Laut Hausmann handelt es sich bei solchen Signalen um relativ seltene und daher außergewöhnliche Ereignisse. Die letzten vom Österreichischen Erdbebendienst seismisch erfassten Meteoriten-Ereignisse in Österreich sind vom 19. November 2020 in Kindberg und 6. April 2020 in Hallein bekannt.

Material vermutlich verglüht

Am Naturhistorischen Museum Wien gingen am 19. September laut der Kuratorin der Meteoritensammlung Dr. Andrea Patzer mehrere Feuerkugelmeldungen via Link auf der NHM-Internetseite ein. Da es sich um einen besonders auffälligen Meteor handelte, wurde ein Feuerball-Netzwerk-Experte aus der Tschechei kontaktiert. Dieser hat Zugang zum European Fireball Network, das der Beobachtung und Aufzeichnung von hellen Meteoren dient und aus 34 Fischaugenkameras in Deutschland, Tschechien, Belgien, Luxemburg, der Schweiz, der Slowakei und Österreich besteht. Der Experte konnte die Flugbahn und andere Eigenschaften des Objekts berechnen. Diesen Berechnungen zufolge ist vermutlich alles Material in der Erdatmosphäre verglüht. Falls doch etwas bis zum Boden gelangte, fiel es aller Wahrscheinlichkeit nach auf ungarisches Gebiet. Aufgrund dieser Berechnungen haben die Experten des NHM von einer Suchaktion abgesehen.

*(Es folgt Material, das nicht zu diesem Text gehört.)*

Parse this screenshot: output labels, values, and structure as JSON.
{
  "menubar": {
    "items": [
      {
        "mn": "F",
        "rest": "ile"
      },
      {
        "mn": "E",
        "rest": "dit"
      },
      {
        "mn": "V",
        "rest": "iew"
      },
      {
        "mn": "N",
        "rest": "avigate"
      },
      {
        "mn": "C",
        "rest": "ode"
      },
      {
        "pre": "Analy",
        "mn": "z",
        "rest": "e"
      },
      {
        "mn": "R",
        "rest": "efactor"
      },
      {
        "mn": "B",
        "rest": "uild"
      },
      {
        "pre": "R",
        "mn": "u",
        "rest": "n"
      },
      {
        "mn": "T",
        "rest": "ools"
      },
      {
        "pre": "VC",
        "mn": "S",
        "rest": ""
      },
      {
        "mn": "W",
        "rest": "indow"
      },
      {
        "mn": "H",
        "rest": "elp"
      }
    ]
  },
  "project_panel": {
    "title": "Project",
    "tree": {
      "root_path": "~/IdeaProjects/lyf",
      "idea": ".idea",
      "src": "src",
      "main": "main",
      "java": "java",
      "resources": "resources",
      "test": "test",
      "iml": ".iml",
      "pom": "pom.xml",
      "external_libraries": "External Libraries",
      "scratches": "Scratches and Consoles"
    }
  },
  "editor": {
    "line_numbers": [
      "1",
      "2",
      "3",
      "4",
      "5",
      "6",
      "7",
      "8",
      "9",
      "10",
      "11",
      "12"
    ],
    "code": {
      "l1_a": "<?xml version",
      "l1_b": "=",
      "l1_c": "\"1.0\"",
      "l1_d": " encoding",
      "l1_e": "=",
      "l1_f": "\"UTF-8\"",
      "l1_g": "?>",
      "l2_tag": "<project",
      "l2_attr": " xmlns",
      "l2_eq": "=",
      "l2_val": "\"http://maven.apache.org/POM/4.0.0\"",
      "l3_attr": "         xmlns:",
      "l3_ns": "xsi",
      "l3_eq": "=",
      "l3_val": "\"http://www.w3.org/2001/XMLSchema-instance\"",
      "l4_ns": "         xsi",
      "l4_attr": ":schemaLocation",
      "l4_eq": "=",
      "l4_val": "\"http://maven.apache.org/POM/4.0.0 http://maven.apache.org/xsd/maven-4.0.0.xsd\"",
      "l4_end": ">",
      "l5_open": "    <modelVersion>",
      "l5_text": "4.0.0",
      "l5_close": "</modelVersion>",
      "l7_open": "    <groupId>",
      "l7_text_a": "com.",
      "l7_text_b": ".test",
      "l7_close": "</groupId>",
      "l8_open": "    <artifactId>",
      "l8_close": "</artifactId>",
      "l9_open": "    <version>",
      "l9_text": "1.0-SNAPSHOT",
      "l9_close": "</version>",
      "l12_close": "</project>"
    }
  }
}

Vorab waren dem NHM keine Informationen zum Meteor bekannt. Das liege laut Patzer an der Größe des in der Erdatmosphäre eintreffenden Materials. Gesteinskörper, die sich auf Kollisionskurs mit der Erde befinden, müssen mindestens drei bis fünf Meter im Durchmesser sein, um geortet werden zu können. Kleinere Meteoroide fallen nur durch großen Zufall ins Auge der Beobachter.

Für Aufzeichnungen von Feuerbällen arbeitet das NHM mit dem französischen „Fireball Recovery and InterPlanetary Observation Network“ (FRIPON) zusammen. Allerdings sei die Liveübertragung von Feuerbällen zurzeit aus technischen Gründen unterbrochen, so Patzer. Es gab daher keine eigene Aufzeichnung des Objekts vom 19. September 2024.